India: Economic growth eases in October–December 2025, but still rapid
GDP growth stays strong: India’s GDP increased 7.8% in annual terms in October–December, following a 8.4% expansion in the previous quarter. The print was in line with market expectations, and the first that India’s statistical office has calculated using its new methodology, which features a new base year (FY 2022), as well as using a wider range of datapoints to estimate the final figures. According to the revised figures, India’s economy is set to end March about 3.3% smaller than the statistical office originally projected.
Slump in net trade outweighs stronger growth in consumer spending: Compared to the previous quarter’s data, readings in October–December softened for government consumption (+4.7% on a year-on-year basis vs +6.6% in July–September), fixed investment (+7.8% vs +8.4% in July–September) and exports of goods and services (+5.6% vs +10.2% in July–September). In contrast, readings picked up for private consumption (+8.7% vs +8.0% in July–September) and imports of goods and services (+8.6% vs +5.9% in July–September).
With imports accelerating as a result of strong consumer demand and exports decelerating as a result of U.S. tariffs, net trade declined at the sharpest rate since April–June 2023 in October–December. More positively, lower inflation and interest rates plus cuts to consumption taxes aided consumer spending.
Panelist insight: EIU analysts commented:
“We have raised our estimate of real GDP growth in 2025/26 from 7.4% to 7.6%, given the base year revision. We retain our real GDP growth forecast of 7.2% for 2026/27, based on continued support from domestic demand and an eventual trade agreement with the US.”

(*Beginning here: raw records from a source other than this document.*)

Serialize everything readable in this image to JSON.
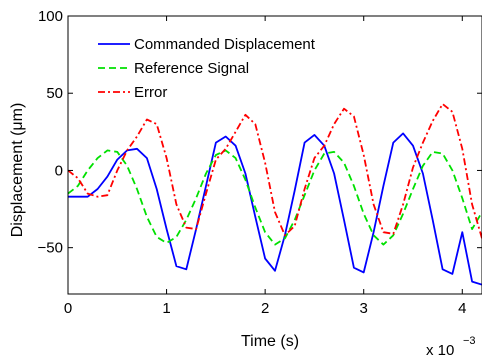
{
  "chart_data": {
    "type": "line",
    "title": "",
    "xlabel": "Time (s)",
    "ylabel": "Displacement (μm)",
    "x_multiplier_label": "x 10",
    "x_multiplier_exponent": "−3",
    "xlim": [
      0,
      4.2
    ],
    "ylim": [
      -80,
      100
    ],
    "x_ticks": [
      0,
      1,
      2,
      3,
      4
    ],
    "x_tick_labels": [
      "0",
      "1",
      "2",
      "3",
      "4"
    ],
    "y_ticks": [
      -50,
      0,
      50,
      100
    ],
    "y_tick_labels": [
      "−50",
      "0",
      "50",
      "100"
    ],
    "grid": false,
    "legend_position": "top-left",
    "series": [
      {
        "name": "Commanded Displacement",
        "color": "#0000ff",
        "dash": "solid",
        "x": [
          0,
          0.2,
          0.3,
          0.4,
          0.5,
          0.6,
          0.7,
          0.8,
          0.9,
          1.0,
          1.1,
          1.2,
          1.3,
          1.4,
          1.5,
          1.6,
          1.7,
          1.8,
          1.9,
          2.0,
          2.1,
          2.2,
          2.3,
          2.4,
          2.5,
          2.6,
          2.7,
          2.8,
          2.9,
          3.0,
          3.1,
          3.2,
          3.3,
          3.4,
          3.5,
          3.6,
          3.7,
          3.8,
          3.9,
          4.0,
          4.1,
          4.2
        ],
        "y": [
          -17,
          -17,
          -12,
          -4,
          7,
          13,
          14,
          8,
          -12,
          -38,
          -62,
          -64,
          -38,
          -10,
          18,
          22,
          16,
          -2,
          -30,
          -57,
          -65,
          -42,
          -13,
          18,
          23,
          16,
          -2,
          -32,
          -63,
          -66,
          -40,
          -10,
          18,
          24,
          16,
          -2,
          -32,
          -64,
          -67,
          -40,
          -72,
          -74
        ]
      },
      {
        "name": "Reference Signal",
        "color": "#00e000",
        "dash": "dashed",
        "x": [
          0,
          0.1,
          0.2,
          0.3,
          0.4,
          0.5,
          0.6,
          0.7,
          0.8,
          0.9,
          1.0,
          1.1,
          1.2,
          1.3,
          1.4,
          1.5,
          1.6,
          1.7,
          1.8,
          1.9,
          2.0,
          2.1,
          2.2,
          2.3,
          2.4,
          2.5,
          2.6,
          2.7,
          2.8,
          2.9,
          3.0,
          3.1,
          3.2,
          3.3,
          3.4,
          3.5,
          3.6,
          3.7,
          3.8,
          3.9,
          4.0,
          4.1,
          4.2
        ],
        "y": [
          -15,
          -10,
          0,
          8,
          13,
          12,
          3,
          -12,
          -30,
          -43,
          -47,
          -43,
          -32,
          -18,
          -2,
          10,
          13,
          8,
          -6,
          -24,
          -40,
          -48,
          -44,
          -32,
          -16,
          0,
          11,
          12,
          5,
          -10,
          -28,
          -42,
          -48,
          -42,
          -28,
          -12,
          3,
          12,
          11,
          0,
          -18,
          -38,
          -27
        ]
      },
      {
        "name": "Error",
        "color": "#ff0000",
        "dash": "dashdot",
        "x": [
          0,
          0.1,
          0.2,
          0.3,
          0.4,
          0.5,
          0.6,
          0.7,
          0.8,
          0.9,
          1.0,
          1.1,
          1.2,
          1.3,
          1.4,
          1.5,
          1.6,
          1.7,
          1.8,
          1.9,
          2.0,
          2.1,
          2.2,
          2.3,
          2.4,
          2.5,
          2.6,
          2.7,
          2.8,
          2.9,
          3.0,
          3.1,
          3.2,
          3.3,
          3.4,
          3.5,
          3.6,
          3.7,
          3.8,
          3.9,
          4.0,
          4.1,
          4.2
        ],
        "y": [
          0,
          -5,
          -15,
          -17,
          -16,
          0,
          13,
          22,
          33,
          30,
          8,
          -22,
          -37,
          -38,
          -15,
          7,
          14,
          25,
          36,
          30,
          5,
          -27,
          -42,
          -36,
          -12,
          8,
          16,
          30,
          40,
          35,
          10,
          -22,
          -40,
          -41,
          -22,
          2,
          18,
          32,
          43,
          38,
          14,
          -22,
          -44
        ]
      }
    ]
  }
}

On the ability of India to respond to the Iran war, HSBC’s Justin Feng and Frederic Neumann commented:
“India arguably has more leeway to run a wider [fiscal] deficit given its growth profile and economic heft, and may find some near-term relief from a 30-day US waiver to buy Russian oil. That said, India’s strategic oil reserves are limited (~30 to 70 days) compared with other large Asian economies such as mainland China (~110 to 140 days) and Japan (~200 to 250 days).”